Руместан очутился между двух огней. "Хорошо, - говорил Кадальяк, - я согласен, если вы возобновите мой контракт". Между тем, Кадальяк был невозможен, его директорство в первом музыкальном театре Франции было скандалом, пятном, грязным наследием императорской администрации. Пресса непременно восстанет против этого игрока, банкротившегося три раза, не имевшего права носить свой орден Почетного Легиона, этого циничного "вожака", расхищавшего общественную казну. Утомившись, наконец, тем, что не может дать себя поймать, Алиса сломала удочку и удрала, таща за собой крючок.
В один прекрасный день министр, явившись к ней, нашел дом опустевшим, а отец ее пропел ему в утешение свой последний припев:
Дай мне того, что есть у тебя, получишь то, что есть у меня.

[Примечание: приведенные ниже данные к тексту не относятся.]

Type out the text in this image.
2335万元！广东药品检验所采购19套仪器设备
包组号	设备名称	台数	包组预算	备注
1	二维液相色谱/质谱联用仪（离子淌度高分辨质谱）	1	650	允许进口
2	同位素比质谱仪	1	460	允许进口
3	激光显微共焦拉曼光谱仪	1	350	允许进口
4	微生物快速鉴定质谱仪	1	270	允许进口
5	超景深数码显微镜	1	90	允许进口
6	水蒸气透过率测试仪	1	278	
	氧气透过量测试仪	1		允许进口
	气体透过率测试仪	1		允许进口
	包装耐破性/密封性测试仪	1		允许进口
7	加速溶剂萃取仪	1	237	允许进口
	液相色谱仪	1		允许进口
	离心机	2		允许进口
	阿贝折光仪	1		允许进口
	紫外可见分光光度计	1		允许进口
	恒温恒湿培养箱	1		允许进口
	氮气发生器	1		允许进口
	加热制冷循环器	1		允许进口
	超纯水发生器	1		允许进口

Он вытерпел целый месяц, а потом снова навестил плодовитого песенника, который пропел ему свое последнее произведение и предупредил его, что так как дамы чувствуют себя превосходно на водах, то намерены продлить свое пребывание на них. Тогда-то Руместан вдруг спохватился, что его ждут для закладки музея в Шамбери; обещание это было им сделано на ветер и, вероятно, так бы и осталось, если бы Шамбери не находился по соседству с Арвильяром, куда, по необычайной случайности, Жаррас, доктор и друг министра, только-что послал его свояченицу. Как только он приехал, они встретились в саду гостиницы. Она чрезвычайно удивилась, увидя его, точно не прочла только - что утром торжественного объявления о том в газете, точно в течение целой недели вся долина тысячью голосов своих лесов, источников и бесчисленных эхо не предупреждала о прибытии его превосходительства.
- Вы здесь?
Он принял свой министерский, величественный и накрахмаленный вид.
- Я приехал навестить мою свояченицу.
Впрочем, он удивился, что мадемуазель Башельри еще в Арвильяре. Он думал, что она давно уже уехала.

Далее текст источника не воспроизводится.